ASASociology, demography, social researchSocial-science style close to APA but with ASA-specific details.

Common citation conversion routes

Search demand is highest for exact style switches. This page is designed for common conversions such as APA to MLA, MLA to APA, APA to Chicago, Chicago to APA, APA to IEEE, AMA to APA, and ACS to APA.

  • APA to MLA citation converter
  • MLA to APA reference converter
  • APA to Chicago citation converter
  • Chicago to APA reference converter
  • APA to IEEE citation converter
  • AMA to APA citation converter
  • ACS to APA reference converter
  • CSE to AMA bibliography converter

Citation converter vs citation generator

A citation generator creates a new reference from source metadata. A citation converter reformats a reference you already have. If your source metadata is wrong or incomplete, a converter preserves that problem; it does not verify the publication year, DOI, journal name, page range, or author list against Crossref, PubMed, Google Scholar, or a library database.

For DOI-based references, the DOI Citation Formatter can generate style-specific citations from DOI metadata. For official rules and edge cases, check APA Style, the MLA Style Center, the Chicago citation guide, and the IEEE Author Center.

Batch citation conversion and privacy

To batch-convert citations, paste each reference on a separate line and choose the target style. The converter parses the text in your browser, formats each reference, and lets you copy the result. Your recent conversions are kept in local browser storage so you can recover them during the same writing session.

Because conversion runs client-side, the pasted citation text is not sent to an external citation API by this tool. That makes it useful for unpublished grant proposals, internal manuscripts, reviewer responses, and other drafts where references should stay on your device.

Accuracy limits and manual checks

Citation conversion is format transformation, not source verification.
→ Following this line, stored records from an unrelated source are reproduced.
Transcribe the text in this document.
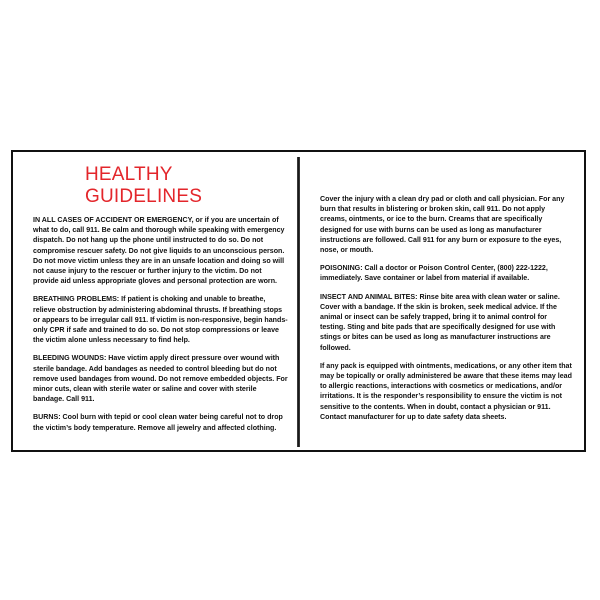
HEALTHY GUIDELINES

IN ALL CASES OF ACCIDENT OR EMERGENCY, or if you are uncertain of what to do, call 911. Be calm and thorough while speaking with emergency dispatch. Do not hang up the phone until instructed to do so. Do not compromise rescuer safety. Do not give liquids to an unconscious person. Do not move victim unless they are in an unsafe location and doing so will not cause injury to the rescuer or further injury to the victim. Do not provide aid unless appropriate gloves and personal protection are worn.

BREATHING PROBLEMS: If patient is choking and unable to breathe, relieve obstruction by administering abdominal thrusts. If breathing stops or appears to be irregular call 911. If victim is non-responsive, begin hands-only CPR if safe and trained to do so. Do not stop compressions or leave the victim alone unless necessary to find help.

BLEEDING WOUNDS: Have victim apply direct pressure over wound with sterile bandage. Add bandages as needed to control bleeding but do not remove used bandages from wound. Do not remove embedded objects. For minor cuts, clean with sterile water or saline and cover with sterile bandage. Call 911.

BURNS: Cool burn with tepid or cool clean water being careful not to drop the victim’s body temperature. Remove all jewelry and affected clothing.

Cover the injury with a clean dry pad or cloth and call physician. For any burn that results in blistering or broken skin, call 911. Do not apply creams, ointments, or ice to the burn. Creams that are specifically designed for use with burns can be used as long as manufacturer instructions are followed. Call 911 for any burn or exposure to the eyes, nose, or mouth.

POISONING: Call a doctor or Poison Control Center, (800) 222-1222, immediately. Save container or label from material if available.

INSECT AND ANIMAL BITES: Rinse bite area with clean water or saline. Cover with a bandage. If the skin is broken, seek medical advice. If the animal or insect can be safely trapped, bring it to animal control for testing. Sting and bite pads that are specifically designed for use with stings or bites can be used as long as manufacturer instructions are followed.

If any pack is equipped with ointments, medications, or any other item that may be topically or orally administered be aware that these items may lead to allergic reactions, interactions with cosmetics or medications, and/or irritations. It is the responder’s responsibility to ensure the victim is not sensitive to the contents. When in doubt, contact a physician or 911. Contact manufacturer for up to date safety data sheets.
Always check capitalization, italics, author order, article titles, journal abbreviations, DOI formatting, and page ranges before submitting a manuscript or proposal. Complex sources such as edited books, translated works, legal documents, datasets, software, preprints, and multimedia sources may need manual adjustment after conversion.

For grant-specific guidance, see the Proposia citation styles guide. After converting references, you can also use the Pre-Submission Checklist to review final proposal materials, the Gantt Chart Creator for timelines, and the Budget Calculator for funding applications.

Common questions

Can I convert APA to MLA?

Yes. Paste an APA reference list, choose MLA, and the converter will reformat the entries into MLA-style references. Review capitalization and source-container details before submission.

Can I convert multiple citations at once?

Yes. Place each reference on a new line. The converter treats each line as a separate citation and returns a batch-formatted bibliography.

Does the converter verify that a citation is real?

No. The converter reformats the reference text you provide. It does not confirm whether a DOI resolves, whether a journal title is correct, or whether a source exists.

What is the best style for grant proposal references?

Most funders allow standard citation styles as long as references are complete and consistent. Biomedical and engineering proposals often use numbered styles such as AMA, CSE, or IEEE to save space, while humanities and social-science proposals often use APA, Chicago, MLA, or ASA.